Und das ist vielleicht die Nachricht des Tages: VW kann auch schön. Kann auch Fahrspaß. Das war nicht immer so. Einen großen Teil trägt der Fahrassistent bei, der autonomes Fahren des Levels 3 ermöglicht - und damit mindestens auf Tesla-Niveau ist: Das Auto steuert selbstständig über die kurvigen Straßen der Krummhörn. Hält Abstand, bremst, beschleunigt, nimmt die Kurven von selbst. Das klappt ziemlich perfekt, so dass man schnell geneigt ist, sich während der Fahrt mit anderem zu beschäftigen. Doch umso eindringlicher erinnert einen das Fahrzeug daran, wenigstens ab und an die Hände ans Lenkrad zu legen. Blinken, piepen, kurzer Bremsruck und dann packt der Gurtstraffer zu und rüttelt so lange unangenehm am Gurt, bis man entweder wieder wach ist oder verstanden hat: Man sollte immer alles im Griff haben.

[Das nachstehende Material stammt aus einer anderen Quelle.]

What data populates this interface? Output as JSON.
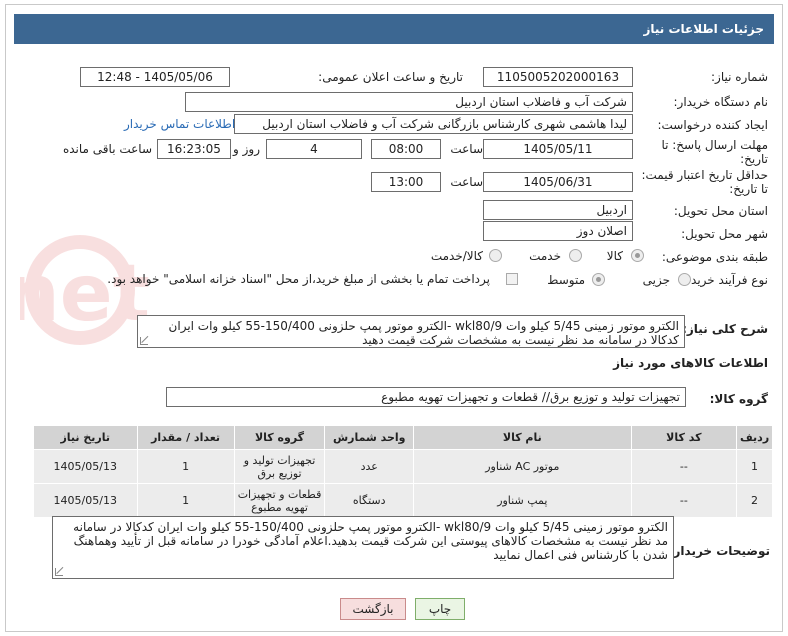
{
  "header": {
    "title": "جزئیات اطلاعات نیاز"
  },
  "fields": {
    "need_number_label": "شماره نیاز:",
    "need_number": "1105005202000163",
    "announce_label": "تاریخ و ساعت اعلان عمومی:",
    "announce_value": "1405/05/06 - 12:48",
    "buyer_org_label": "نام دستگاه خریدار:",
    "buyer_org": "شرکت آب و فاضلاب استان اردبیل",
    "creator_label": "ایجاد کننده درخواست:",
    "creator": "لیدا  هاشمی شهری کارشناس بازرگانی شرکت آب و فاضلاب استان اردبیل",
    "contact_link": "اطلاعات تماس خریدار",
    "deadline_label": "مهلت ارسال پاسخ: تا تاریخ:",
    "deadline_date": "1405/05/11",
    "hour_label": "ساعت",
    "deadline_time": "08:00",
    "days_value": "4",
    "days_label": "روز و",
    "remaining_time": "16:23:05",
    "remaining_label": "ساعت باقی مانده",
    "validity_label": "حداقل تاریخ اعتبار قیمت: تا تاریخ:",
    "validity_date": "1405/06/31",
    "validity_time": "13:00",
    "province_label": "استان محل تحویل:",
    "province": "اردبیل",
    "city_label": "شهر محل تحویل:",
    "city": "اصلان دوز",
    "category_label": "طبقه بندی موضوعی:",
    "cat_goods": "کالا",
    "cat_service": "خدمت",
    "cat_goods_service": "کالا/خدمت",
    "process_label": "نوع فرآیند خرید :",
    "proc_partial": "جزیی",
    "proc_medium": "متوسط",
    "payment_note": "پرداخت تمام یا بخشی از مبلغ خرید،از محل \"اسناد خزانه اسلامی\" خواهد بود."
  },
  "description": {
    "label": "شرح کلی نیاز:",
    "text": "الکترو موتور زمینی 5/45 کیلو وات wkl80/9 -الکترو موتور پمپ حلزونی 150/400-55  کیلو وات ایران کدکالا در سامانه مد نظر نیست به مشخصات شرکت قیمت دهید"
  },
  "goods_section": {
    "title": "اطلاعات کالاهای مورد نیاز",
    "group_label": "گروه کالا:",
    "group_value": "تجهیزات تولید و توزیع برق//  قطعات و تجهیزات تهویه مطبوع",
    "columns": [
      "ردیف",
      "کد کالا",
      "نام کالا",
      "واحد شمارش",
      "گروه کالا",
      "تعداد / مقدار",
      "تاریخ نیاز"
    ],
    "rows": [
      [
        "1",
        "--",
        "موتور AC شناور",
        "عدد",
        "تجهیزات تولید و توزیع برق",
        "1",
        "1405/05/13"
      ],
      [
        "2",
        "--",
        "پمپ شناور",
        "دستگاه",
        "قطعات و تجهیزات تهویه مطبوع",
        "1",
        "1405/05/13"
      ]
    ]
  },
  "buyer_notes": {
    "label": "توضیحات خریدار:",
    "text": "الکترو موتور زمینی 5/45 کیلو وات wkl80/9 -الکترو موتور پمپ حلزونی 150/400-55  کیلو وات  ایران کدکالا در سامانه مد نظر نیست به مشخصات کالاهای پیوستی این شرکت قیمت بدهید.اعلام آمادگی خودرا در سامانه  قبل از تأیید وهماهنگ شدن با کارشناس فنی اعمال نمایید"
  },
  "buttons": {
    "print": "چاپ",
    "back": "بازگشت"
  },
  "watermark_text": "AriaTender.net",
  "colors": {
    "header_bg": "#3c6792",
    "link": "#2a6bb5"
  }
}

Früher oft ein Problem, auch bei VW: Im unübersichtlichen Computermenü werden Standardeinstellungen so tief versteckt, dass man sie kaum findet, schon gar nicht während der Fahrt. Das hat sich gebessert. Zum einen kann man sich das Display so einstellen, dass die Lieblingsfunktionen auf der ersten Ebene liegen. Zum anderen kann man das auch alles ignorieren und Ida einfach sagen, was man will.

Würdiger Nachfolger des Passat

Der ID.7 hat gute Chancen, zum perfekten Auto für den deutschen Obere-Mittelklasse-Markt zu werden. Technisch ausgereift, aber nicht überkandidelt. Modern, aber nach einer halben Stunde sitzen die meisten Handgriffe. Und, was vielleicht das wichtigste ist im Alltagsleben: Innerhalb von zehn Minuten ist der Wagen auf 80 Prozent aufgeladen. Das macht ihn tauglich für längere Fahrten. Stundenlange Lade-Pausen sind nicht mehr nötig. Der Neue schickt sich an, zum würdigen Nachfolger des Passat zu werden.

Volkswagen hat einiges richtig gemacht. „Wir sind zum Erfolg gezwungen“, sagt Emdens Werksleiter Uwe Schwartz nach der Ausfahrt vor den Journalisten. Die ID.7-Limousine ist bereits im Verkauf, ab dem Sommer kommt der Tourer dazu, also die Variant-Version des E-Autos. Er wird bereits produziert für die Showrooms der Händler. Beim Passat lag das Verhältnis Limousine zu Kombi etwa bei ein Drittel zu zwei Drittel. Ähnliches erwartet Schwartz auch für den ID.7 Tourer. „Das wird unser Volumen-Modell“, sagt er.

Und der ID.7 ist auch ein wichtiger Schritt, um das Werk auszulasten. Dies werde wohl noch nicht 2024 passieren. Man stelle sich auf ein schwieriges Jahr unter nicht ganz einfachen Rahmenbedingungen ein und hofft, im Zwei-Schicht-Betrieb täglich wenigstens 700 bis 800 Autos - ID.4 und ID.7 - ausliefern zu können. Ab 2025 wünsche man sich den Drei-Schicht-Betrieb.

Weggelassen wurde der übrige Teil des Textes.